Dalam Hukum Adat jenis-jenis peradilanya yakni terdapat 5 (lima) macam tatanan peradilan yang diberikan oleh perundang-undangan pemerintah Hindia Belanda yang berlaku meliputi antara lain yakni:
1. Peradilan Gubernemen (gouvernemen rechtspraak), adalah peradilan yang dijalankan
oleh Hakim Pemerintah dan dipimpin oleh Raja atau Ratu. Yang mana didasarkan pada sistem hukum Eropa dan mengadili kasus-kasus diseluruh wilayah Hindia Belanda. 2. Peradilan Pribumi (inheemsche rechtspraak), adalah peradilan yang mempunyai kewenangan didaerah, juga untuk melakukan peradilanya dengan hakim masyarakat atau penduduk asli yang ada di daerah-daerah tersebut dan peradilanya tidak berdasarkan tata hukum Eropa dan bukan atas nama Raja ataupun Ratu. 3. Peradilan Swapraja (Zelfbestuur rechtspraak), adalah wilayah atau daerah yang memiliki hak pemerintahan sendiri serta yang memiliki kekuasaan dan wewenang pada wilayah-wilayah yang berdasarkan kewenanganya pada peradilan. Pada zaman Hindia Belanda Istilah ini digunakan sebagai padanan bagi istilah pada masa Hindia Belanda sehingga wilayah-wilayah swaparja pada zaman Hindia Belanda mempunyai peradilanya sendiri, pada tahun 1907 ada 4 (empat) kawasan swaparja yaitu Pekualaman Yogyakarta, Kesultanan Yogyakarta, mengkunegaran Surakarta, dan Kesunanan Surakarta 4. Peradilan Agama (raad agama), adalah peradilan yang dilaksanakan oleh Hakim Agama, dan bisa Hakim Gubernemen Hakim atau dari masyarakat atau penduduk asli untuk mengatasi suatu urusan/perkara yang berkaitan dengan hukum Islam. 5. Peradilan Desa (dorp rechtspraak), juga merupakan peradilan adat yang terdapat dalam masyarakat desa. Peradilan desa dalam tugasnya mengenai kasus perdata maupun kasus pidana yang mana dirapatkan oleh para kepala masyarakat atau kepala desa hukum adat setempat.

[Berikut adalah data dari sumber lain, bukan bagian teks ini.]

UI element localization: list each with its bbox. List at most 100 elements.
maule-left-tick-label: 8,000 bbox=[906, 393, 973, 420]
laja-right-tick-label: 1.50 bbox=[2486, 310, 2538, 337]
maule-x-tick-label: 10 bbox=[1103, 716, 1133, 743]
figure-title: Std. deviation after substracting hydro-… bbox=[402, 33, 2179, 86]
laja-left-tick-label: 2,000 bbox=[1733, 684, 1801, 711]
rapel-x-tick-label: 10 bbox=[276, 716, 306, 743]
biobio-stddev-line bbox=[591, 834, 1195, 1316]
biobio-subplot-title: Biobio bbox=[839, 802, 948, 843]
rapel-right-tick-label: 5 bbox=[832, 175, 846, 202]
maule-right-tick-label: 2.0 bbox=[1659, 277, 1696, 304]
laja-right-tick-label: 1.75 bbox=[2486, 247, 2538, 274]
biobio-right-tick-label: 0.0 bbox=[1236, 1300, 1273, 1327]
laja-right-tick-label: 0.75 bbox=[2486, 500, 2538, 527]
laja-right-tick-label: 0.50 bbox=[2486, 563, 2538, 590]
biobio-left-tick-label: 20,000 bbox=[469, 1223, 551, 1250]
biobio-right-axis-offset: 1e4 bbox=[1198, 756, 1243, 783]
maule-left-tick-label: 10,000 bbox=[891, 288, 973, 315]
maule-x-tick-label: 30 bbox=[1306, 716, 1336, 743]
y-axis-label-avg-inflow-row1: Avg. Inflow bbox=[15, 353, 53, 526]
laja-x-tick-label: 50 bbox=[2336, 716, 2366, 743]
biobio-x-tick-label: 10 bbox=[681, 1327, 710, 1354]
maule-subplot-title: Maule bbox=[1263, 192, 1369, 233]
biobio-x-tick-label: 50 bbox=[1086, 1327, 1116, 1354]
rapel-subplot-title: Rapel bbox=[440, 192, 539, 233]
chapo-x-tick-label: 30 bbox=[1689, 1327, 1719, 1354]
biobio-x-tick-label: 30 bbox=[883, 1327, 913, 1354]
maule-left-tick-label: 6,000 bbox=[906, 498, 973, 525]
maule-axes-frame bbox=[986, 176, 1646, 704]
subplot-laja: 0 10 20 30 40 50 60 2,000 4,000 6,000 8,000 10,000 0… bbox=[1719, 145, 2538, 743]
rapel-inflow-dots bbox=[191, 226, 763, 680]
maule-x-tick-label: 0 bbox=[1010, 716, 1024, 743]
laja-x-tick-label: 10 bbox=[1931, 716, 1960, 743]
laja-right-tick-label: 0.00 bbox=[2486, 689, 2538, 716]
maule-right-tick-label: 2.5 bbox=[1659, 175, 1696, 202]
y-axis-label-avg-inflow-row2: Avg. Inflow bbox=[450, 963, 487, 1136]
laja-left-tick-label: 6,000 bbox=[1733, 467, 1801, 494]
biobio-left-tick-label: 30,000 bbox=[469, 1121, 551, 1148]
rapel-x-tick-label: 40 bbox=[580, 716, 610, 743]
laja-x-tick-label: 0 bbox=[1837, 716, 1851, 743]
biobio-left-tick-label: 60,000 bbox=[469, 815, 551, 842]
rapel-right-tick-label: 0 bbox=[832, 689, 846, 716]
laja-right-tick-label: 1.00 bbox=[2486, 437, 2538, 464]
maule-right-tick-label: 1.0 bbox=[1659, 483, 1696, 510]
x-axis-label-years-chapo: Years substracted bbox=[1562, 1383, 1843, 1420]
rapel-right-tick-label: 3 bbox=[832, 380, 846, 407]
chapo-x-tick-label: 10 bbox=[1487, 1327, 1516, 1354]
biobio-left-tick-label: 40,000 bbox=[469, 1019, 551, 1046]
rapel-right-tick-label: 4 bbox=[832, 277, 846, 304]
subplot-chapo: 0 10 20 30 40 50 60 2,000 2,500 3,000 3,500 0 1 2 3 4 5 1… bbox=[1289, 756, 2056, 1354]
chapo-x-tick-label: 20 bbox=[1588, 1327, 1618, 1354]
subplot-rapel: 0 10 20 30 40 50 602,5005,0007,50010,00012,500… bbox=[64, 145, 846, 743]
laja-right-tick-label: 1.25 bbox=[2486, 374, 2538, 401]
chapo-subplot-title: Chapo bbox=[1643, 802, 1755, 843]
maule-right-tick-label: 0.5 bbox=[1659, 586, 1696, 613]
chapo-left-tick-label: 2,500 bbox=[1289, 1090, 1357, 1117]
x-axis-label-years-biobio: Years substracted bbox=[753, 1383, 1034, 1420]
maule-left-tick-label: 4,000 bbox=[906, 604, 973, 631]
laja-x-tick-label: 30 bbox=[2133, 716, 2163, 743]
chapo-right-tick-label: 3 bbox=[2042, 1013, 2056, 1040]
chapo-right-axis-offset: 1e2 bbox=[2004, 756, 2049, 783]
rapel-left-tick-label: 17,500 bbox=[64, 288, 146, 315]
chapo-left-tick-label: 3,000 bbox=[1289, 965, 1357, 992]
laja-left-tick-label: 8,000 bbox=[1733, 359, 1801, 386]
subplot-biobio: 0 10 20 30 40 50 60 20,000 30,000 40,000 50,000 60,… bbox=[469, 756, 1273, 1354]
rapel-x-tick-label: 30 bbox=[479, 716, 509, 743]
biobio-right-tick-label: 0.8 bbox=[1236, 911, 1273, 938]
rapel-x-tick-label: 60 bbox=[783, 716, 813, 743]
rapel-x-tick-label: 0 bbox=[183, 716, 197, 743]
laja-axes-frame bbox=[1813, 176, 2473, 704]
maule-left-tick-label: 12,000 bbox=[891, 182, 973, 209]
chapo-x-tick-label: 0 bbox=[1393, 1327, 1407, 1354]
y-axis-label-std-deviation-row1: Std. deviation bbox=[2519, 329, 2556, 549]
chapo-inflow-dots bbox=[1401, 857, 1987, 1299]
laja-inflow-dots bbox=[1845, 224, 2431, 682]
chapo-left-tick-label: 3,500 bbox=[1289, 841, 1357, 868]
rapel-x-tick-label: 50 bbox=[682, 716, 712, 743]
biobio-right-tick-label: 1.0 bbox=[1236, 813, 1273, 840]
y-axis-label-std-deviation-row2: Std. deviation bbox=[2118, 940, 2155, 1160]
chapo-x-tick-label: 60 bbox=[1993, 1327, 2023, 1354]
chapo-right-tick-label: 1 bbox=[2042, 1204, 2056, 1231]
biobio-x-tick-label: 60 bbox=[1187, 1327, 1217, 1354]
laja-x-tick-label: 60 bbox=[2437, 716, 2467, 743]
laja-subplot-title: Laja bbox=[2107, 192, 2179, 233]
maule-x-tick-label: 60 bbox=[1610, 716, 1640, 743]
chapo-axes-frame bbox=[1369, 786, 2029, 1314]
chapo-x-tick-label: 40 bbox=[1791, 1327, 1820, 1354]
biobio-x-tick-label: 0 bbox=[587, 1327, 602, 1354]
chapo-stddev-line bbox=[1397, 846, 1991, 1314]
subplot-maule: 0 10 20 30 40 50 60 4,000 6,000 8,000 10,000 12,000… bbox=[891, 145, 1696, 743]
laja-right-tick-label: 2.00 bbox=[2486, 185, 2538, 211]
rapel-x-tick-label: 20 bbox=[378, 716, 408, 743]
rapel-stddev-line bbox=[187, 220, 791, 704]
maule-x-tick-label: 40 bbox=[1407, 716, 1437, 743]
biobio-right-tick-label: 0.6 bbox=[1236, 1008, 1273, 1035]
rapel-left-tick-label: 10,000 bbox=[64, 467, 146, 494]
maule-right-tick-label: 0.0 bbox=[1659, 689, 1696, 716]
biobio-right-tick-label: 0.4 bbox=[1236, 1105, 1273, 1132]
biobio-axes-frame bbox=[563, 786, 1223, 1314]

D. Peradilan yang menerapkan Hukum Adat
Peradilan yang digunakan untuk menerapkan sebagai landasan untuk mengadili
perkara hukum adat dari kelima macam jenis-jenis peradilan hukum adat di atas yakni;
1. Peradilan Pribumi Kekuasaan Peradilan Pribumi ini yakni untuk memutuskan
perselisihan yang terjadi antar individu Bumiputera, namun harus juga dengan menggunakan tata hukum adat yang sudah ditentukan oleh residen. Kewenangan untuk mengadili peradilan ini yakni hanya terhadap orang-orang pribumi yang bertempat didaerah tersebut, yang dijadikan tergugat maupun tersangka. Pasal 130 Indichse Staatsregeling (IS) menegaskan bahwa orang-orang bumiputera dimanapun ia berada jika tidak mengadakan peradilan sendiri, maka peradilannya dilakukan menggunakan nama Raja atau Ratu. 2. Peradilan Desa Peradilan desa ini berwenang untuk urusan perdata dan pidana dan dijalankan secara musyawarah oleh kepala desa atau ketua masyarakat hukum adat setempat. Keputusan peradilan desa dapat diajukan banding ke hakim yang lebih tinggi yaitu hakim distrik. Ada beberapa nama peradilan di desa yang bermacam- macam antara lain seperti; musapat (di Mahkamah Riau, Singkel, Aceh besar), hudat (Sulawesi Selatan), perapatan (Kalimatan Timur dan Selatan), majlis (Gorontalo). rapat (di Palembang, Bengkulu, Tapanuli, Jambi), Raad (Sasak). 3. Peradilan Swapraja Daerah-daerah Swapraja yang ada pada zaman Hindia Belanda dahulu, umumnya memiliki peradilannya sendiri dan peradilanya dilaksanakan oleh para hakim di wilayah atau daerahnya sendiri. Dari empat daerah swapraja yakni Pekualaman Yogyakarta, Kesultanan Yogyakarta, Mengkunegara Surakarta, Kesunanan Surakarta.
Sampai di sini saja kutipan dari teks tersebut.